One of the issues I personally have, is I feel guilty for bringing my children in to a less than perfect, unplanned for their arrival, environment. Because of this, I strive, for the 18 years they are under my guidance and protection, for there lives to be honorable, committed, upstanding, responsible, and all round, strong, good, and considerate children, who will act upon the benefits granted to them and know how lucky they are. It baffles me when parents are selfish, won't drive 8 extra min. a morning to keep their kid at their school when a move occurs mid year, wont send their kid to a school because the govt doesn't pay for it, or can't look past religious affiliation, when it is one of the best local private schools and would get the child out of the less than stellar local public school environment-regardless of "how much better it has gotten." Old hard dog shit is still dog shit regardless if it is past the point of stench.

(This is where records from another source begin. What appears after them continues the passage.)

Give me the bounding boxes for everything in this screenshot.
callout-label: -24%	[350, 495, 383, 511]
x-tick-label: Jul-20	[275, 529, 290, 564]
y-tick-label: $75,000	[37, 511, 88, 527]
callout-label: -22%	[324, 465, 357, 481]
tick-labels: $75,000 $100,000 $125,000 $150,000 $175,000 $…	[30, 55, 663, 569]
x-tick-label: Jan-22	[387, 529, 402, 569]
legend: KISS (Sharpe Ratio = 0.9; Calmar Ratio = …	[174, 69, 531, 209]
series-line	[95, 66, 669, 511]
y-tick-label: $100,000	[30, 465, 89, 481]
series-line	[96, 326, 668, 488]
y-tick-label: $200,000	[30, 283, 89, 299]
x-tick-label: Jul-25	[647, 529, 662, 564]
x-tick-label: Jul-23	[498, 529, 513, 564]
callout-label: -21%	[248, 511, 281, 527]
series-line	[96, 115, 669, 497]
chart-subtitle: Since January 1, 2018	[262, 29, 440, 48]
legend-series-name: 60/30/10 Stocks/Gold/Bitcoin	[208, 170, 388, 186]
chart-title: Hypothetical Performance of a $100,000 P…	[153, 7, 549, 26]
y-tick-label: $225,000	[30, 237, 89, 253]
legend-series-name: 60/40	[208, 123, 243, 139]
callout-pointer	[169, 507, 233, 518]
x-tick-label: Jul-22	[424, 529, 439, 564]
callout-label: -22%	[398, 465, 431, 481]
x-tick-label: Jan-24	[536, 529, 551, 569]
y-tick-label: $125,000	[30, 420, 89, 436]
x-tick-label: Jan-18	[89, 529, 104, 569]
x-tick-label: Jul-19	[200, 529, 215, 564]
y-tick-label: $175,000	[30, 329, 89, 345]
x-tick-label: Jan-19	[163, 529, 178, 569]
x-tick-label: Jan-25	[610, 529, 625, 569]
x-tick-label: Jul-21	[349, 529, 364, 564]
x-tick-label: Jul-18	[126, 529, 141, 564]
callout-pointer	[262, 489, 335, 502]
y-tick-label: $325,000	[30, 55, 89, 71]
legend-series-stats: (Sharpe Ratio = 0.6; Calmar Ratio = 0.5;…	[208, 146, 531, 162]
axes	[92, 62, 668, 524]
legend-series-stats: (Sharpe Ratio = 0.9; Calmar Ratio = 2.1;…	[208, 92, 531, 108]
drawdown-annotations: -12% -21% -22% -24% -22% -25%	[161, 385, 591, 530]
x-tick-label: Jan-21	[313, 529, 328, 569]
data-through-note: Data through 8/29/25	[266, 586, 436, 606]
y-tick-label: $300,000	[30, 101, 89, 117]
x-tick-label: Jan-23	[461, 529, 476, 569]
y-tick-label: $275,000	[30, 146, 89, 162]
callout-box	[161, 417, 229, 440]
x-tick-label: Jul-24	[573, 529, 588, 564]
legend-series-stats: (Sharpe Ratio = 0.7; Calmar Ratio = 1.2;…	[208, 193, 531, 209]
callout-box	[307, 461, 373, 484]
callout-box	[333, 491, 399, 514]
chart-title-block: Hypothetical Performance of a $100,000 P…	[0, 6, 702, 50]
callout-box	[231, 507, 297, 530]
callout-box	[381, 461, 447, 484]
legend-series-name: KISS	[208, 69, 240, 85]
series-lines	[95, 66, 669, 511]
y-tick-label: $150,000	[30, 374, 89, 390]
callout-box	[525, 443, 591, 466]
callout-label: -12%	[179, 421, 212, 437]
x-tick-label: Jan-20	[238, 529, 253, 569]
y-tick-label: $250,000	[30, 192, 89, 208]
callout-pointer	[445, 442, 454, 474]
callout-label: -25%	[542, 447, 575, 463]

I also choose the environments I do for myself and my children in order to remove us to a tier of people we want to be like, associate with, and learn from. I lived in moderate wealth as a child, made some decisions that rendered my broke, poor, and slum bound, and pulled myself up to where i am now. One main lesson i learned: You are with whom the company you keep. Regardless if it is right or wrong-that is how it works. This being said- Shane and I both got to each other at a very opportune moment in both of our lives. Both of us were facing an uphill forward, climbing an educational hill, and digging ourselves out of a shot-gun life that seemed like a good idea at the time. Over the course of our friendship that later turned to relationship, we were able to avoid a learning curve and to keep our eyes set on our own educational "prizes" that really were one in the same for each other and ourself. To this day the substance of our relationship-the glue that holds our two autonomous families in one house together is the fact that we both live by the examples we want our kids to follow. Mainly, if you make a mistake in your life (which we all will and do), what you do after, (i.e take responsibility or blame another) shows who you are and what you can become. We both made mistakes. We are not shy about them or in explaining them to our kids when they inquire. But the difference is we learned. We know we made our bed, we laid in it- decided that the first step to change is looking at oneself, cold and hard, actions/inactions and we took responsibly instead of victimhood, and we took the steps to change for the better.
Now here we are. And things are good.